We had a delicious meal, drank a lot of wine, and were very taken with one local artist's work. We like to come home from a big trip with one special purchase to remember the trip by, something local and handcrafted - a piece of pottery, a drawing, a sweater. We hadn't seen anything on this trip, and we never buy things just to buy, so we haven't gotten anything more than a pair of fun fish earrings for me. Then we saw these wonderful paintings and boxes by Doug Bird. They depict the painted houses of Newfoundland and St. John's, which I love - and I love them a little more because they look like Ireland. Before I knew it, out comes the credit card and our server (also named Laura) is wrapping up a mirror with three painted houses on it, and a box.

Now we're watching the Red Sox on Allan's laptop. Tomorrow we're taking a boat tour through some fjords, then going kayaking? Is that true??

Random note. At the lookout point in Norris Point, we pulled into the parking lot right next to another car exactly like the one we are driving. When we got out, we saw the license plates were only one number different! As we were laughing about it, people were walking back to the car. When I asked, "Is this your car?", they were a little wary or nervous, until I said, "Look, this is our car!" Of course, they rented it from the same place in St. John's. Later on, Allan saw it parked outside a room at our motel. Strange but true vacation coincidences.

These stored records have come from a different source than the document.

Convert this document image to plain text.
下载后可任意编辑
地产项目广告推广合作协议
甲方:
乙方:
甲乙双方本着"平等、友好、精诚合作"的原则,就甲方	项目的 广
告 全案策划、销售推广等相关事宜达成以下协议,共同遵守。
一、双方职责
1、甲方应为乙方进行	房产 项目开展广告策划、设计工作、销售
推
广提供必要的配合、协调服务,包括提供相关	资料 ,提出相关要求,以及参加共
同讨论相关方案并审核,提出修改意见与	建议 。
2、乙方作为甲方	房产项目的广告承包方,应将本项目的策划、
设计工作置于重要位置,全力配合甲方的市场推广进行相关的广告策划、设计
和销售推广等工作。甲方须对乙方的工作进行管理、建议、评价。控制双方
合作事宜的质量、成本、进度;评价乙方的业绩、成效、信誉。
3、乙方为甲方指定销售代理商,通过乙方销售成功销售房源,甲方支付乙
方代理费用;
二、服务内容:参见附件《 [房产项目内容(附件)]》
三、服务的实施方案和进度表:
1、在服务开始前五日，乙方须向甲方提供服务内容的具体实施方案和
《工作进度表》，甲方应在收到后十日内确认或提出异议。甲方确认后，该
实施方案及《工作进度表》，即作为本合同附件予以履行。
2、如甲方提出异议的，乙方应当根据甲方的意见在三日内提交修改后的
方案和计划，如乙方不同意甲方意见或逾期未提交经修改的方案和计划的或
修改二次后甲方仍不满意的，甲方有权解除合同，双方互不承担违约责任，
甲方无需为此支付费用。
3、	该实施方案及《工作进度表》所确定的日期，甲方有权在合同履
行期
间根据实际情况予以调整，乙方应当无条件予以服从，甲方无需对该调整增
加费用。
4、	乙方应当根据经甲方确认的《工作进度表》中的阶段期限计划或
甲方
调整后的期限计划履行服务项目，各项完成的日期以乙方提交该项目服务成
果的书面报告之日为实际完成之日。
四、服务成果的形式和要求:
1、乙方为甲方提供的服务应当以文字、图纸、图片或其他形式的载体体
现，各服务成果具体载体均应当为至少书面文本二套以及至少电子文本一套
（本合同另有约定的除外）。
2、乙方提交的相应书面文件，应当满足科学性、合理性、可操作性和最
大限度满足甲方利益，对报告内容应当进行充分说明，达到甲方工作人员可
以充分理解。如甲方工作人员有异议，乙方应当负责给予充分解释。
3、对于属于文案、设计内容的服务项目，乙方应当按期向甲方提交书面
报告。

Hey, happy Pride Week, everyone! The War Resisters Support Campaign will be marching in the parade, which will be a fun surprise for some of our resisters who are new to Toronto. I'm sorry to be missing all the fun, but of course if I were home, I'd be working anyway.

Pictures of the Arches are here.


Kim_in_TO said...

After all the wonderful descriptions, I can't wait to see your photos (I assume you're taking a lot, right?). I'm also curious about the earrings.

The War Resisters Support Campaign will be marching in the parade

I really think the US-to-Canada couples should also have a contingent in the parade. Maybe next year?

Jen said...

Another flaky Jen post: I'm inordinantly hopeful that you'll love sea kayaking... I don't know why. Maybe because we just got back from a canoe trip and I remember now how much I like being on the water. Maybe because I love it and hope everyone else does too. Maybe because I can imagine being in fab Nfld setting and am jealous. I hope you love it... or at least have fun. [Our great sea kayaking trip near Gibson's Landing BC is directly related to the name of our dog even (Gibson)].

L-girl said...

Kim, yes, we are taking lots of photos! I looked online for the person who made the earrings, but couldn't find anything.

You've given me a good idea, though. When I posted photos from our trip to Peru, I never thought of including the things we brought home. They're examples of the beautiful crafts people make, so they're worth including in the photos.

I think I'll go back and do that, and I'll include the earrings and the other artwork when I post pohotos from this trip.

It will be a long time until I can deal with the photos, as I'll be very busy when we get back. (Big writing assignment, yay!) Then again, you can always see the photos in person. An excuse to get together!

Hope you're enjoying a great Pride Weekend!

L-girl said...

Jen, not flaky, and I totally loved it! It was fantastic and I would love to go again.

I didn't know you guys were paddlers, that's very cool.

Happy Pride to you, Leah and Gibson!

Steve said...

"Modern day slavery"? The head camp cook at the site I worked at was clearing (after taxes) $6000 a month--easily--in wages for his "14 hour shifts" in the Alberta Oil- Patch.

L-girl said...

I didn't ask Jeannie how much she cleared, but we got the impression it wasn't very much. She's a very cheery, hard-working person, so it's hard to imagine she would call a well-paid job modern-day slavery. Perhaps your head cook is on a different pay scale than she is.